8 Jan 2025
The Data Delusion: why more tools won’t save your storefront
If you’ve been around testing or eCommerce for more than 5 minutes, you’ve probably experienced some version of this:
A company spots conversion issues, so they do what everyone does first: install a bunch of tools haphazardly.
👉 Hotjar this week.
👉 Microsoft Clarity next week.
👉 Maybe Heap. Maybe PostHog.
👉 Someone mentions QuantumMetric and… etc etc
Dashboards multiply. Tags pile up. Maybe there’s even a Slack channel called #insights.
But here’s the twist:
Nobody actually uses the data.
I worked at a company like this once.
Every few weeks, a new tool would be introduced with great fanfare (“this will give us the answers!”)

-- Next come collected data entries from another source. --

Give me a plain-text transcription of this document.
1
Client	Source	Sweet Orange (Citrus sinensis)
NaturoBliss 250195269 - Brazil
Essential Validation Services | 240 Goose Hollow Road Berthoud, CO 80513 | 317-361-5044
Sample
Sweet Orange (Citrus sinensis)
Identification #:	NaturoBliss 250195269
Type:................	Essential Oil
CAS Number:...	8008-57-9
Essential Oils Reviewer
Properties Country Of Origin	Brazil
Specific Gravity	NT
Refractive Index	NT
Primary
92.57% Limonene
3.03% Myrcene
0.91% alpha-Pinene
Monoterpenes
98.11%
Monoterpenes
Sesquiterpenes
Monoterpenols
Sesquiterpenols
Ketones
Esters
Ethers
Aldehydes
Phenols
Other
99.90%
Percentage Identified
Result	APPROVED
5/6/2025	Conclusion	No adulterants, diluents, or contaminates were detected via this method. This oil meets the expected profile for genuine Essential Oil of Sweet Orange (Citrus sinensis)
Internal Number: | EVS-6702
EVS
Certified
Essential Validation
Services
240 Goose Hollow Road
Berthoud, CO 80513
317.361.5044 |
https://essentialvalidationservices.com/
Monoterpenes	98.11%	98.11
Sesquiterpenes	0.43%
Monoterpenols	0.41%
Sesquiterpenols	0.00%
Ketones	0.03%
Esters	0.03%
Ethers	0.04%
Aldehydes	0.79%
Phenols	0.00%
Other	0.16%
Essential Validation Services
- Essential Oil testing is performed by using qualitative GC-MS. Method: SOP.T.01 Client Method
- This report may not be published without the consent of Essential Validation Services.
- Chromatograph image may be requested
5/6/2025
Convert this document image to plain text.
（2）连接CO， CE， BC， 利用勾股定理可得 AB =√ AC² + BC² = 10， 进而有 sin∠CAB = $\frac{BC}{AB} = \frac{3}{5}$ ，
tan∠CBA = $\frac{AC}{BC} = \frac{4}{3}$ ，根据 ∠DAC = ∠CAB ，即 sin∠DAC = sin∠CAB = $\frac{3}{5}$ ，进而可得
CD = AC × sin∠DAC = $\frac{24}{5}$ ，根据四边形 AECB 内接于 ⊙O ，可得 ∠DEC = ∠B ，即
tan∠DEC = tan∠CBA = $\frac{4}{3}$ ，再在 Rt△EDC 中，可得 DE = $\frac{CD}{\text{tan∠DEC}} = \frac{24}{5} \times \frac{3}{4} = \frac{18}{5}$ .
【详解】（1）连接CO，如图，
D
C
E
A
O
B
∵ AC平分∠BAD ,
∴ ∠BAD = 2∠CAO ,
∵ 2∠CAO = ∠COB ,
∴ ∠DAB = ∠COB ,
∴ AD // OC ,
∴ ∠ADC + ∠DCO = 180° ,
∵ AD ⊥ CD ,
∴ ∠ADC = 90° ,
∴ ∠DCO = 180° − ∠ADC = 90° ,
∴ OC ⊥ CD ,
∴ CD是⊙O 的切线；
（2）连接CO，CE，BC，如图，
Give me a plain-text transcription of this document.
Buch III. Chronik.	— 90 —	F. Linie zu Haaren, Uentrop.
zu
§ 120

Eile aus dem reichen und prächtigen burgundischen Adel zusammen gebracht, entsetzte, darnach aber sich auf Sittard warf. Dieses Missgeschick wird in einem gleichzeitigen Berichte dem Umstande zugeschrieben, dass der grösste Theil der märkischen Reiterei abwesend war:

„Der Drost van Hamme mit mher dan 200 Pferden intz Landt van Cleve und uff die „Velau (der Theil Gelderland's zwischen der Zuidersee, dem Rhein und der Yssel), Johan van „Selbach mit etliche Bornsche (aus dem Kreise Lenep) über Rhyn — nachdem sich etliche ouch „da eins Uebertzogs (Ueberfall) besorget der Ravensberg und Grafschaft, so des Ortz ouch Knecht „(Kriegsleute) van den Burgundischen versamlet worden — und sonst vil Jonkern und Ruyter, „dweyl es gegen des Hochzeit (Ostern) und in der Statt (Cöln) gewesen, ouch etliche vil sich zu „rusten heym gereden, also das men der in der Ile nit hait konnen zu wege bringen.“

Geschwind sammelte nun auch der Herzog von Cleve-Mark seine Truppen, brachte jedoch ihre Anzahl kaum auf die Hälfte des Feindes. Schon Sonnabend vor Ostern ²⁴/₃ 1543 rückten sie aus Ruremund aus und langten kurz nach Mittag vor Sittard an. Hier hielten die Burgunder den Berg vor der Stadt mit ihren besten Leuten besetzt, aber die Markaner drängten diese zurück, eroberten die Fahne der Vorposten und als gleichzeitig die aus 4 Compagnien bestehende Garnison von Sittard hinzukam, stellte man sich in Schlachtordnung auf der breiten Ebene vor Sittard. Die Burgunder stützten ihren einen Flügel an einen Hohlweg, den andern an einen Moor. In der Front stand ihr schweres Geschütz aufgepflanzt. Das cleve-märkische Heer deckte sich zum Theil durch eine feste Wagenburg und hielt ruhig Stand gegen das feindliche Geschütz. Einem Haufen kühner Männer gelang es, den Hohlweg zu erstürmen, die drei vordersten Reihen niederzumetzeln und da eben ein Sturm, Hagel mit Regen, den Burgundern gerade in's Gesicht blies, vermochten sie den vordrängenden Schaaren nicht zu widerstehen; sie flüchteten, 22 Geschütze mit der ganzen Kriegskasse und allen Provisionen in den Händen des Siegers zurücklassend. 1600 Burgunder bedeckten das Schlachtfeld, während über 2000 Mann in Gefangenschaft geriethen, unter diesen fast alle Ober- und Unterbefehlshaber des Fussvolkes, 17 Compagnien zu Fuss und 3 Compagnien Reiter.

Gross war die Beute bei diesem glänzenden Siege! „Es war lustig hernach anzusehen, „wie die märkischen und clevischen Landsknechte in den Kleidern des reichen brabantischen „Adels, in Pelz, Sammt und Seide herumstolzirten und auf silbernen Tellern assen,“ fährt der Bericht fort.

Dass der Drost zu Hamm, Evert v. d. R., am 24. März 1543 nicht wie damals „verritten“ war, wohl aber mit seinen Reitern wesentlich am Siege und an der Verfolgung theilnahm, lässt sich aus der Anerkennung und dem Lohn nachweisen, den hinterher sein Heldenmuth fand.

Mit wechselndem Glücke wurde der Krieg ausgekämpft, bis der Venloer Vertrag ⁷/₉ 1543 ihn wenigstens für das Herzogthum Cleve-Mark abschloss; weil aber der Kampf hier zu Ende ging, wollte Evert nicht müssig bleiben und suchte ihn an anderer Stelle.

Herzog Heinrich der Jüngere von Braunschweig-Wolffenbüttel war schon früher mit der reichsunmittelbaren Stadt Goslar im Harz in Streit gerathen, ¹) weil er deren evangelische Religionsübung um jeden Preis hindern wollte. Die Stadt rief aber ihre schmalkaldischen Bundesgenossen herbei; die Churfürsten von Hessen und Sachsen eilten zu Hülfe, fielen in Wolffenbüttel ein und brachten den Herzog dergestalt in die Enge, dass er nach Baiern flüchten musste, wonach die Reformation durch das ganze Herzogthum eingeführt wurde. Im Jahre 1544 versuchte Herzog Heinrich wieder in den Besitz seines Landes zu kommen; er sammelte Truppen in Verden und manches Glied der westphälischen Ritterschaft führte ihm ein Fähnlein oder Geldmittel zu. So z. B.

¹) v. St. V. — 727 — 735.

Then the fanfare died down, the insights never came, and the next shiny thing was installed. And during all that time, I was the only person occasionally logging into these tools. Watching sessions. Noticing patterns.
The tools weren’t the problem. The culture of data addiction was.
More data doesn’t create better decisions. It just creates better distractions.
Here’s a concrete example:
Let’s say your PDP has a 66% drop-off rate – meaning only one-third of users who see a product actually move to cart. You already have this from GA4 or any basic funnel report.
So what’s the instinct?
Well, people say “let’s deepen the analysis.” Let’s add scroll tracking, heatmaps, session recordings, maybe even form analytics to see how users are interacting with the reviews widget.
Okay. Let’s say you do that. You find:
Scroll depth average = 48%
Only 22% reach the “Add to Bag” button
35% of users who do reach it never click
Okay, that’s all great. Now what?
Often, the correct question isn’t “how can we gather more data?” It’s:
“What does the data we already have suggest, and how do we challenge that assumption with a test?”
Maybe you hypothesise that users aren’t scrolling far enough because the product description is too long. So you collapse it into an accordion and move key CTAs above the fold.
That’s how data becomes action.
You look at the basics, form a theory, test it, and then see what happens.
If instead you just go install another tool to track hover intent or emotion scoring or whatever… you’ve done nothing to improve the conversion rate.
Data is only valuable when it leads to decisions.
Everything else is distraction dressed as diligence.
When teams chase more data, what they’re really chasing is certainty.
But certainty doesn’t exist in CRO. You’re never going to find that one finding that explains everything.
What you can do is get directionally confident and move quickly.
For example:
Let’s say your cart abandonment rate is 74%. That’s higher than usual.
Do you need a 30-day behaviour flow report to confirm this?
Or, can you:
Look at time-on-page in the cart (let’s say it’s low – under 10 seconds avg.)
Spot that there’s no trust messaging, no “secure checkout” icon, no free returns note
Run a test adding those in – and see if abandonment drops
Speed of insight > depth of insight.
High-performing teams get things wrong fast. Low-performing teams waste forever trying to get things right – and never ship anything.
Here’s a wild idea: Look at what you already have.
Instead of stacking 9 tools to find complex “insights”, open GA4 and ask:
Where are users dropping? (Pages / Funnel exploration)
Are they spending time on high-value pages?
What’s their exit page?
Where is the engagement rate suspiciously low?
From there, you can bring in basic heuristics:
Is the page communicating value within 5 seconds?
Is the layout intuitive and legible, especially on mobile?
Are CTAs obvious and persuasive?
Does anything look broken, slow, or strange?
You’d be shocked how many conversion issues are solved by fixing one of the above.
I once increased an package page’s conversion rate by 10-20% by simply removing a sticky promo bar that blocked content on mobile screens.
That came from one test, by me, completed in about 15 seconds. Not 400 screen recording sessions passed through some advanced analysis tool…
In conclusion: More data !== more clarity.
The right tools are great. But they’re not your bottleneck.
Your bottleneck is usually one of three things:
Lack of clear hypotheses
Fear of being wrong
An over-reliance on “more data” to delay making a call
Progress doesn’t come from being right. It comes from testing faster.
So stop searching for a tool that gives you certainty. Start building a culture that rewards speed, curiosity, and action.